By Peter Guest, FootballPredictions.NET, 16:11 28/09/2020
Updated at: 21:27 30/09/2020
Everton has been one of English football’s most successful clubs since being formed in 1878, winning a total of 25 trophies during their storied history.
The club has several nicknames, but their most well-known moniker is ‘The Toffees’. This nickname comes from a toffee shop located in Everton Village. Mother Noblett’s sold a variety of sweets including the Everton Mint - which is thrown into the crowd before home match days.
The Toffees is not the only nickname that Everton are known by, however, as they have picked up several during their history.
How Everton Came to be Known as The Toffees
The aforementioned Mother Noblett’s toffee shop was located between Everton Brow and Brow Side in the Everton Village - from which the club takes its name. It has since become a tradition for a girl to throw the Everton Mints, that were sold by the shop, into the crowd at Goodison Park before Everton home games.
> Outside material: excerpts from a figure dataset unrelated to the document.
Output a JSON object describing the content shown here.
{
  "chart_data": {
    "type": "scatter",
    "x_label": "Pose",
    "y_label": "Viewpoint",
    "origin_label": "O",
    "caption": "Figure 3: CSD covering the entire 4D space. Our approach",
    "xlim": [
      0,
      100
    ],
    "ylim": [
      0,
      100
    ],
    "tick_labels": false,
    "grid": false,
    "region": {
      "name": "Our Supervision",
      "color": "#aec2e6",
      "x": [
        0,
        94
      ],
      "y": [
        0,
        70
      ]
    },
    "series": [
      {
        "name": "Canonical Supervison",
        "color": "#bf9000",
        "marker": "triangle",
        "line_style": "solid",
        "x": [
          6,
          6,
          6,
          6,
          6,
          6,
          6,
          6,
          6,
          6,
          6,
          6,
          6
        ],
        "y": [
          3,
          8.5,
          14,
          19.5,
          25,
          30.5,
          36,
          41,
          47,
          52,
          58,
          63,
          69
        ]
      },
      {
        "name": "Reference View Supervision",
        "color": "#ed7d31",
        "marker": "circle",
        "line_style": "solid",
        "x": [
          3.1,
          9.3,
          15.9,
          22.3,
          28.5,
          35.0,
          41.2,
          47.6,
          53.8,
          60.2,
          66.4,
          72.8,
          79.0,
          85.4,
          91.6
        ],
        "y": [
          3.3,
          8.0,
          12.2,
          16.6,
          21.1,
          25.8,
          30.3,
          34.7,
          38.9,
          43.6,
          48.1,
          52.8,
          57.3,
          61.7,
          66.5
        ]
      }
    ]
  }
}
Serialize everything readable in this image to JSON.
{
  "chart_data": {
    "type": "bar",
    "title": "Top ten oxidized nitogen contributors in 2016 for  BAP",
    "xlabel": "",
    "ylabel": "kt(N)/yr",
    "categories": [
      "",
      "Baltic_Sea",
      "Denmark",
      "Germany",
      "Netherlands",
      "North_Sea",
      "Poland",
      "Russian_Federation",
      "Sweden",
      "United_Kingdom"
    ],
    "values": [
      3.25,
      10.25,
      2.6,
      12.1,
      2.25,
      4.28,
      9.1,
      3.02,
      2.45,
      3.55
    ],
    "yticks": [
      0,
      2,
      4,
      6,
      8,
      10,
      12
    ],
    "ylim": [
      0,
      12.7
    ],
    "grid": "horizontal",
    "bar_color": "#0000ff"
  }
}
This girl is known as the ‘Toffee Lady’ by supporters.
A secondary origin for the club’s primary nickname comes in the form of a property called ‘Ye Anciente Everton Toffee House’. This was situated near the Queen’s Head Hotel in Everton where the club’s early meetings were held during the late 1800s and early 1900s.
The Many Nicknames of Everton Football Club
In addition to being known as ‘The Toffees’, Everton also have some other nicknames which supporters of the club and outsiders have bestowed upon them during their time.
During the club’s formative years, Everton played in a black strip up until 1882, which led them to be called ‘The Black Watch’. This name came from a famous Royal Army Regiment of Scotland.
The club switched to their famous royal blue colours in 1901; This subsequently saw them become ‘The Blues’, which is now the nickname the club is most commonly referred to by after ‘The Toffees’.
Everton’s attractive style of play throughout the years has earned them many admirers, far beyond their fan base. As a result, in 1928, former England international Steve Bloomer called the club’s play ‘scientific’.
This later developed into the club being known as the ‘School of Science’. Fast forward to 1995, and the club’s most recent trophy, the FA Cup-winning side managed by Joe Royle was referred to by fans as the ‘Dogs of War’ as they won every match on the way to beating Manchester United at Wembley.
After being appointed as manager in 2002, David Moyes declared that Everton was ‘The People’s Club’ and this has since been adopted as a semi-official nickname.
The Blues - Football’s Most Common Moniker?
After ‘The Toffees’, Everton are perhaps most commonly referred to as being ‘The Blues’. This is a nickname that derives from the club’s colours and as a result is common throughout the football world. Staying in the Premier League, five-time winners Chelsea are known as ‘The Blues’, having previously been called ‘The Pensioners’.
Elsewhere in the Football League, Birmingham City, Cardiff City and Ipswich Town are also referred to as ‘The Blues’ amongst other nicknames. This is also the case for both Shrewsbury Town and Southend United of League One and League Two respectively. 54-time champions of Northern Ireland, Linfield, are another British club whose nickname is ‘The Blues’.
Italian giants Napoli are known by their fans as ‘Gli Azzurri’, which directly translates to ‘The Blues’, although they play in a lighter shade of blue than the previously mentioned clubs. Meanwhile, dominant Croatian side Dinamo Zagreb are known as ‘Modri’ which has the same meaning when translated into English.